1. Sünnet-Vahiy İlişkisi

Sünnetin vahiy kaynaklı olup olmaması konusunda üç ayrı görüş vardır:

a. Sünnet’in tamamı vahiy kaynaklıdır.

Bu görüşün Hassân b. Atıyye’ye (ö.130/748) kadar gittiği bilinmektedir. Başta İmam Şâfiî olmak üzere İslâm alimlerinin büyük bir kısmına göre hadislerin lafızları Hz. Peygamber’e, mâna ve mefhumu Allah’a aittir. Bu sebeple hadislere vahy-i gayr-i metlüv (okunmayan vahiy) denilmiştir. Hadislerin mâna ve mefhumlarının vahiy kaynaklı olduğunu savunanlar, bunların ya Cebrail vasıtasıyla bildirildiğini veya uykuda yahut uyanıkken ilham edildiğini söylerler.
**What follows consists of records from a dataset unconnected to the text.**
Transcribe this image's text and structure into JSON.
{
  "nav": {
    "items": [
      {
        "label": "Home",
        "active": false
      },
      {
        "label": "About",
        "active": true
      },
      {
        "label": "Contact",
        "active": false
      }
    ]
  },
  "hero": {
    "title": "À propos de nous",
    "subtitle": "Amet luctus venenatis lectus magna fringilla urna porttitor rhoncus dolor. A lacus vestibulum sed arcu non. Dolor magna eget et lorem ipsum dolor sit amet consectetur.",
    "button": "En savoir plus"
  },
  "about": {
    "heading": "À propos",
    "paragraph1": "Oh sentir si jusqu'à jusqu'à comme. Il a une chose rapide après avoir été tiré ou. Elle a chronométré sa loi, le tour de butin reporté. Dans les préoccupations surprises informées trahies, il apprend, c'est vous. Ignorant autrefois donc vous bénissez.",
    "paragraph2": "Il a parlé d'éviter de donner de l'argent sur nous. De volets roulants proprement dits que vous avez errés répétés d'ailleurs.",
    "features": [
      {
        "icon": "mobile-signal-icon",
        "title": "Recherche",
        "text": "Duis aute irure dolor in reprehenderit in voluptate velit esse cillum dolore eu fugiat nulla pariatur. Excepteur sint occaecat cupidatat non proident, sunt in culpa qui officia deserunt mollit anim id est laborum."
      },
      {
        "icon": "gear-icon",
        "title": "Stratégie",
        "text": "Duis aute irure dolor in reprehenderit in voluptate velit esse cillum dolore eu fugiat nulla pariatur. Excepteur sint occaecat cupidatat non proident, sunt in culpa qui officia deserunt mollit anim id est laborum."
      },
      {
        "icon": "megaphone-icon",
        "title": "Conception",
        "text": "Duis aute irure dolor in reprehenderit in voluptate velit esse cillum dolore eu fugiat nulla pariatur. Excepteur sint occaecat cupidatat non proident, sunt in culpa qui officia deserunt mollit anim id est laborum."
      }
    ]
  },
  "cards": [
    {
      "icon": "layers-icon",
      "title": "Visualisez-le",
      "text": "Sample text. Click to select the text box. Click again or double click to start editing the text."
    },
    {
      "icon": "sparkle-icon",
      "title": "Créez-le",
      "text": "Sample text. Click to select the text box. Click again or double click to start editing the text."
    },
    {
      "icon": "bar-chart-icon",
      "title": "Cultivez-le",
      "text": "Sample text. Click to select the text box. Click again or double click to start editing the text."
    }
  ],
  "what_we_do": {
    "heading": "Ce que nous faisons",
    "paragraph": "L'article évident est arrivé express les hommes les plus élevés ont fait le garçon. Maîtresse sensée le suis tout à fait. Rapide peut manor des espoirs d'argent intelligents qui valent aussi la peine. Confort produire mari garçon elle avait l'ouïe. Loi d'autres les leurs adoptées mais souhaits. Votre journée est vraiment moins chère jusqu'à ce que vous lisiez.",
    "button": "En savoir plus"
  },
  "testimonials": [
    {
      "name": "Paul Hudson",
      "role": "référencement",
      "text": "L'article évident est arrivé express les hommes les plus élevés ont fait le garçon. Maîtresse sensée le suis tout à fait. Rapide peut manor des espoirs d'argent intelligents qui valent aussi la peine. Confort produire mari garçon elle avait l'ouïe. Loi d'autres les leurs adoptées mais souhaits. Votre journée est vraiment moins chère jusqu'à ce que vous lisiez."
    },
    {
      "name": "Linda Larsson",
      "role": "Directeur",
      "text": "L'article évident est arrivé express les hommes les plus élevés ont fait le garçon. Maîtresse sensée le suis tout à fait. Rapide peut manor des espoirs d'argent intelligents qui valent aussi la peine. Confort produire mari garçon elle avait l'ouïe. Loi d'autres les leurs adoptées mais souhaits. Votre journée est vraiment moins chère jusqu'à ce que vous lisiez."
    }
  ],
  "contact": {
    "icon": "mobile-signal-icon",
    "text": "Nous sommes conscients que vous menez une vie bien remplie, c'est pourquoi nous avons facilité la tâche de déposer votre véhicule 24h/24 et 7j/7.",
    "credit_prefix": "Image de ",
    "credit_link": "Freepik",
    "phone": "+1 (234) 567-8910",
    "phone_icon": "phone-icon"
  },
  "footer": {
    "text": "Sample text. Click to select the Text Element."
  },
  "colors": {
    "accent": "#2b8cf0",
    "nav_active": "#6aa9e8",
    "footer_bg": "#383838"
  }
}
b. Kur’an dışında vahiy yoktur.

Günümüzde bazı akademisyenler Hz. Peygamber’in Kur’an dışında herhangi bir vahye mazhar olmadığını ileri sürmüşlerdir. Bu görüş tarihte şaz sayılabilecek bir görüştür.

c. Sünnetin bir kısmı vahiy kaynaklıdır, diğer kısmı vahiy kaynaklı değildir.

Hadislerin bir kısmı vahiy kaynaklı olmakla birlikte diğer kısmı Hz. Peygamber’in bir beşer olarak ortaya koyduğu söz ve fiillerden ibarettir. Bazı konularda ortaya koyduğu rey ve ictihatlarının Cenab-ı Allah tarafından tashih edilmesi, bunun en açık delilidir. Hanefîler genel olarak bu görüştedir. Resûl-i Ekrem’in söz, fiil ve takrirlerinin ilahi otoritenin altında tutulup gerektiğinde tashih edilmesi, hadislerin genel olarak vahyin maksadına uygunluğunu ve hükümlerinin bağlayıcılığını kabul etmeyi gerekli kılmaktadır. Ancak burada hadislerin rivayet silsilesi olarak Hz. Peygamber’e kadar uzanması ve onun ağzından çıktığı şekliyle rivayet edilmesi de büyük önem kazanmaktadır. 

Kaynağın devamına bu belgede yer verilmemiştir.